Materials and methods: A total of 407 men with a median age of 65.7 years (range 45.8 to 81.5) with stage T1c (99.8%) or T2a (0.2%) prostate cancer suspected of harboring small volume prostate cancer based on needle biopsy findings and prostate specific antigen density have been followed in a prospective, longitudinal surveillance program with a median followup of 2.8 years (range 0.4 to 12.5). A recommendation for treatment was made if disease progression was suggested by unfavorable followup needle biopsy findings (Gleason pattern 4 or 5, greater than 2 biopsy cores with cancer or greater than 50% involvement of any core with cancer). Cox proportional hazards regression was used to evaluate the affect of multiple covariates on the outcome of curative intervention.

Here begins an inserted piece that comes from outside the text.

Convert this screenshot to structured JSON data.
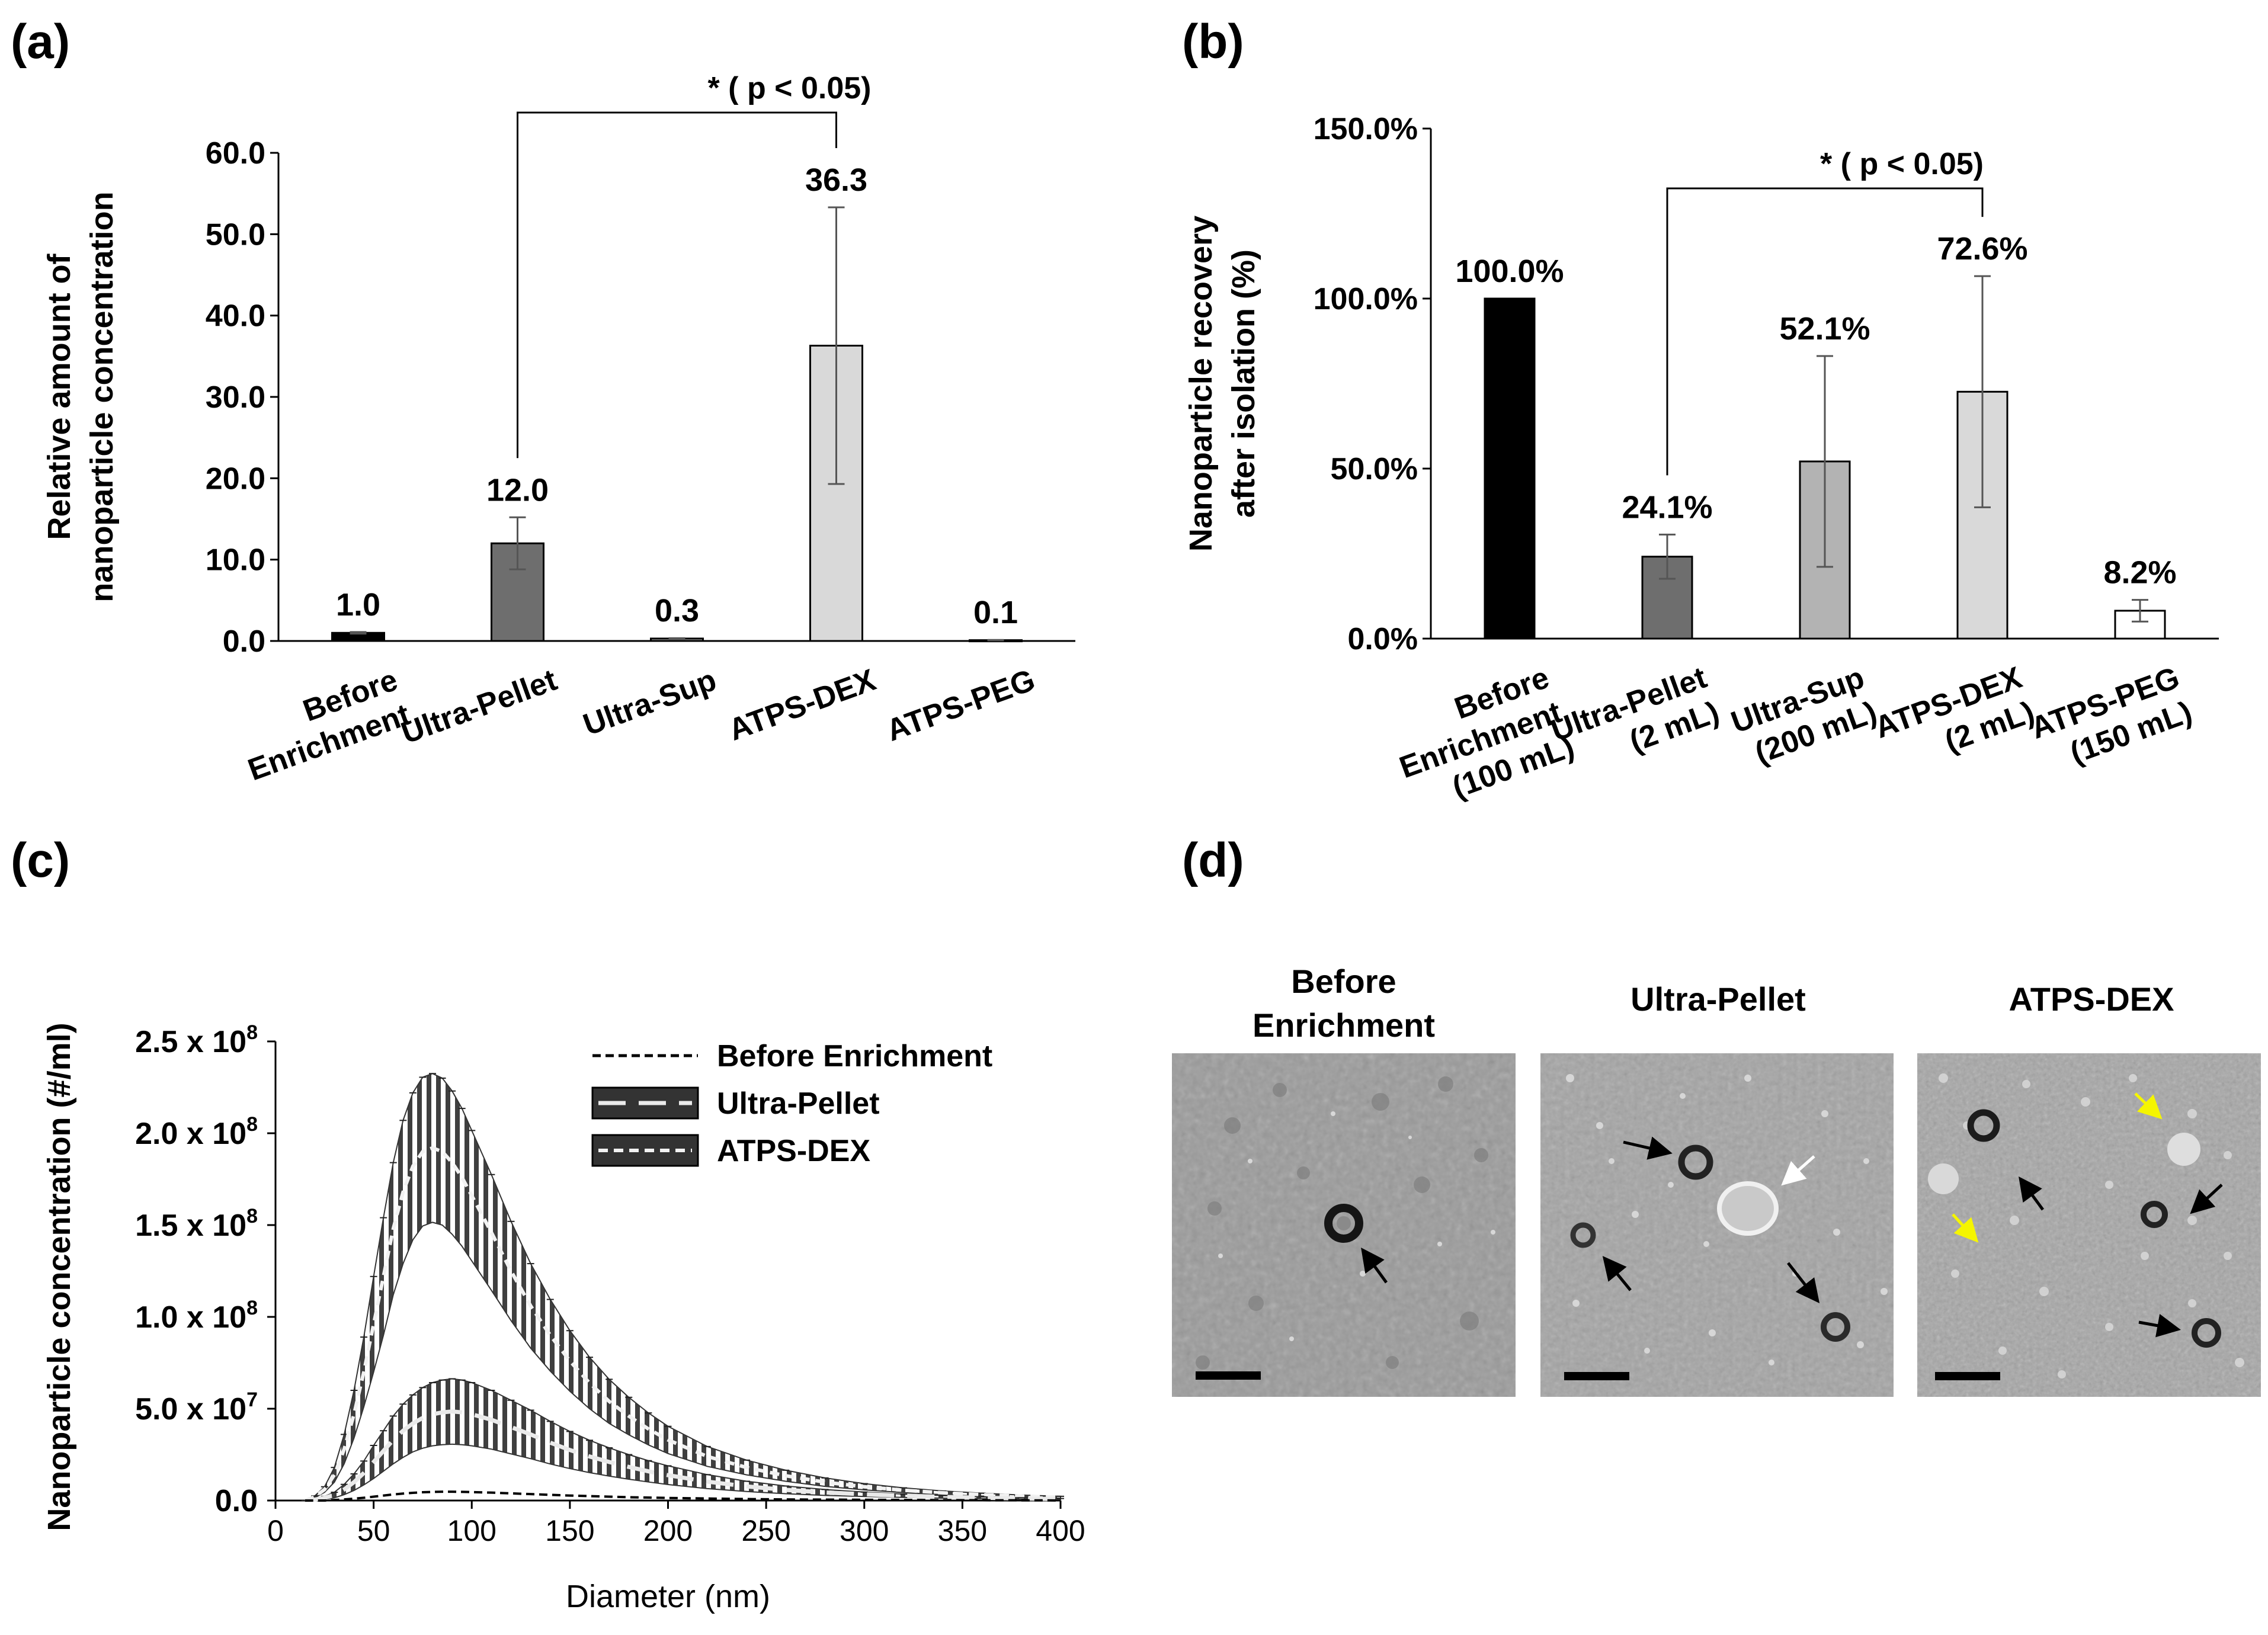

Results: Of 407 men 239 (59%) men remained on active surveillance at a median followup of 3.4 years (range 0.43 to 12.5), 103 (25%) underwent curative intervention at a median of 2.2 years after diagnosis (range 0.96 to 7.39) and 65 (16%) were either lost to followup (12), withdrew from the program (45), or died of causes other than prostate cancer (8). Older age at diagnosis (p = 0.011) and an earlier date of diagnosis (p = 0.001) were significantly associated with curative intervention.
Conclusions: Recognizing that over treatment of prostate cancer is prevalent, especially among elderly patients, a program of careful selection and monitoring of older men who are likely to harbor small volume, low grade disease may be a rational alternative to the active treatment of all.